By generating a slightly different target code, we managed to greatly improve the runtime performance when running inside the patch editor. Before these changes our system had to track the live instances in order to hotswap the running program.
With the new system we no longer need to track anything, instead the hotswapping code is kind of interleaved in the target code itself, swapping to a new program is basically just switching one pointer.
The new system will be available in upcoming .4 preview builds (>= 1086) and .5 preview builds (>= 177).
In general we’re very happy with the new design, internally it’s much simpler to handle (less corner cases) and also having to only switch one pointer to do the whole hotswap just feels right. Also the initial patch posted here (Glitchtest2
) runs smoothly now. The second patch (Shuhbidu
) doesn’t really benefit from these changes, for details see below.
It’s also worth mentioning that the target code of an exported application is NOT affected by these changes. The changes only affect patches running inside the editor.
Here is a comparison running the patches posted above. The first comparison (using dotMemory) shows the live memory usage over a period of around 2 minutes and the second comparison (using dotTrace) shows the time spent in garbage collections.
Glitchtest2
dotMemory
4.10
4.11-preview-1086
Much better and no glitches (was running it for 5 minutes). However when we attach the memory profiler the glitches start appearing again every 100 seconds. Detaching the memory profiler the glitches disappear. It seems the profiler causes some sort of hickup when a larger collection occurs.
dotTrace
4.10
4.11-preview-1086
Using dotTrace we can see that the glitch is indeed caused by a garbage collection. In 4.10 that collection causes all threads to block (= glitch), while in 4.11 it doesn’t (= no glitch).
We can also see that the amount of time the system spends doing garbage collection is much lower (3.8% vs. 13.9%).
Shuhbidu
dotMemory
4.10
4.11-preview-1086
Not really much of a difference. This patch suffers from a different issue, it allocates large objects every frame. These allocations are visualized by the violet graph. An object is considered large if it has more than 85.000 bytes. Large objects are allocated in the large object heap (LOH), which only gets cleaned up by the rather expensive Gen2 collections. Therefor large object allocations every frame should be avoided. This can be achieved by re-using mutable collection types (like MutableList) instead of immutable ones (like Spread).

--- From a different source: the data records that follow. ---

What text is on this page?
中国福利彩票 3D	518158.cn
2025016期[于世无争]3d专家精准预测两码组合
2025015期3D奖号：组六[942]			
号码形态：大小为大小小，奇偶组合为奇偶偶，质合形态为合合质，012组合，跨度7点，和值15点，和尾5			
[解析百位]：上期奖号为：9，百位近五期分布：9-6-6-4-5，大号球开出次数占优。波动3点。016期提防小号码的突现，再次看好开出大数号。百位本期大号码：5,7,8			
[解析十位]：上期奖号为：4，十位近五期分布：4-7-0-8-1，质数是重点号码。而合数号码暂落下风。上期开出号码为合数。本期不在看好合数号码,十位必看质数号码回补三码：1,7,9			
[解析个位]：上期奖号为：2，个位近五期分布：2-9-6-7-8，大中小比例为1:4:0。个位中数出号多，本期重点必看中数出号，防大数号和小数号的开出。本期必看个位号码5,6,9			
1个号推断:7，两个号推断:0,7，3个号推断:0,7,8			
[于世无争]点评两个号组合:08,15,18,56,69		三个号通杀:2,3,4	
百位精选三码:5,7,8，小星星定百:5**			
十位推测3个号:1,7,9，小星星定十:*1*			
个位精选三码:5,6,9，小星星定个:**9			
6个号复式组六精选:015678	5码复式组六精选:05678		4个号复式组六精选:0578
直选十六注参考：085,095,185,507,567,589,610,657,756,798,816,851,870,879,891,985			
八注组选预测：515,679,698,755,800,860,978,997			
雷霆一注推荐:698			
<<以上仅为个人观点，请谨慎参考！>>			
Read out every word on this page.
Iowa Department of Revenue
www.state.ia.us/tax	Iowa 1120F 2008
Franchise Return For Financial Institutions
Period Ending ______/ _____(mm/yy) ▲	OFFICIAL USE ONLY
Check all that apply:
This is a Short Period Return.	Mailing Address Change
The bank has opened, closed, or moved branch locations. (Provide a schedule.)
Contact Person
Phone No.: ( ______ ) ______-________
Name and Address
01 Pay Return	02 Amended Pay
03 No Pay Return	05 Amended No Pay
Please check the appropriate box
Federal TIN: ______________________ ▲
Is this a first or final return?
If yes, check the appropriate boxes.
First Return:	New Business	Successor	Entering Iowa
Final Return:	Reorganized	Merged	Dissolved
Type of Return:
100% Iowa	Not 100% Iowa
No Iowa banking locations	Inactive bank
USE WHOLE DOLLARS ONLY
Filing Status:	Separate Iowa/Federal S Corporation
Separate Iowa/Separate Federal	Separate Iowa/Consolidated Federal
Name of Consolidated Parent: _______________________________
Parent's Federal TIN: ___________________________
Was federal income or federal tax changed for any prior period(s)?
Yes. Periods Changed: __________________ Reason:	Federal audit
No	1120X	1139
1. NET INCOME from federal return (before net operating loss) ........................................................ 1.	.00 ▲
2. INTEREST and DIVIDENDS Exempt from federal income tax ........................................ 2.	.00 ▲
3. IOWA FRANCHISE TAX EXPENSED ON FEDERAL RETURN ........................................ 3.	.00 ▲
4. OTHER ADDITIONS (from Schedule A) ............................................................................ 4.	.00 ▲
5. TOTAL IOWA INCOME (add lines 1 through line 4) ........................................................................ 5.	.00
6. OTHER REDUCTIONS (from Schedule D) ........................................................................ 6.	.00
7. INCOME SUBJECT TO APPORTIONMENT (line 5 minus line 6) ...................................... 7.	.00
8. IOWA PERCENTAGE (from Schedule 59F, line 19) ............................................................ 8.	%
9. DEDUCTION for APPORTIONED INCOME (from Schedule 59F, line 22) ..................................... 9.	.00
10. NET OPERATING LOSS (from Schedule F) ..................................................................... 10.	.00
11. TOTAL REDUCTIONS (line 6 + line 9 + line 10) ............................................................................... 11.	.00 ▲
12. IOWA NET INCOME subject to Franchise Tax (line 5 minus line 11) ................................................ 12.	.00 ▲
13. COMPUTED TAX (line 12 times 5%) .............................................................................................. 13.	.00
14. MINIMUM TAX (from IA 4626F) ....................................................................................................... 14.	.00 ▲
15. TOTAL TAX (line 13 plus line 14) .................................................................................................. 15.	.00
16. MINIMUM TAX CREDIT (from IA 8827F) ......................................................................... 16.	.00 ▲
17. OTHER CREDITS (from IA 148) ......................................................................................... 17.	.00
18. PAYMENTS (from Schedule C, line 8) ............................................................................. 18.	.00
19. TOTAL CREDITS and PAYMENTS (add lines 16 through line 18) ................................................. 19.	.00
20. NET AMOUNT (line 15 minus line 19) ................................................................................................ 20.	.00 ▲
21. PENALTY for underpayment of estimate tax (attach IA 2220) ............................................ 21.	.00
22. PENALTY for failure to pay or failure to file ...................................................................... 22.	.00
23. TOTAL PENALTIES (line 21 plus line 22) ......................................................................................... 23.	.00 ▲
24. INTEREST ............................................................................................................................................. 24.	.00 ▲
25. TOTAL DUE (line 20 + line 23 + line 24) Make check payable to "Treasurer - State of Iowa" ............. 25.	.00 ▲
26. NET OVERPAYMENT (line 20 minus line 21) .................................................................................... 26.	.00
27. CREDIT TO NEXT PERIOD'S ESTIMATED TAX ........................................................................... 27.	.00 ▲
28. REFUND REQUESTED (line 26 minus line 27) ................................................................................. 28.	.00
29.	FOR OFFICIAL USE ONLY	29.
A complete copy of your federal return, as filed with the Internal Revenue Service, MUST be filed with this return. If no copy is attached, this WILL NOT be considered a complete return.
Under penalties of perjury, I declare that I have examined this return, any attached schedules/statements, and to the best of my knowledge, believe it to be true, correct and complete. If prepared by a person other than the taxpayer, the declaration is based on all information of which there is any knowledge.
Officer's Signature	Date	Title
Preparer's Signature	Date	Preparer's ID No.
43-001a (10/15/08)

Now what part of the patch is responsible for the large allocations? That question can easily be answered by looking at it with dotTrace
and setting the filters on memory and LOH:
Inside the grid
patch we see that 1.500 matrices are created every frame (= 96.000 bytes > 85.000 bytes → large object). This part can be patched more efficiently by re-using a SpreadBuilder instead of the loop’s output splicer. Note though, that the downstream InstancingSpreadComponent currently forces the user to connect a spread, upcoming builds will fix that and will allow to connect any collection type.
In general one can say that the patch shows a weak spot in our current node/loop design. We should seriously consider moving to a mutable output collection type for our loops and also enforce the rule that inputs accept all kinds of collections. So that could be seen as the next chapter in the overall topic of reducing the pressure on the garbage collector.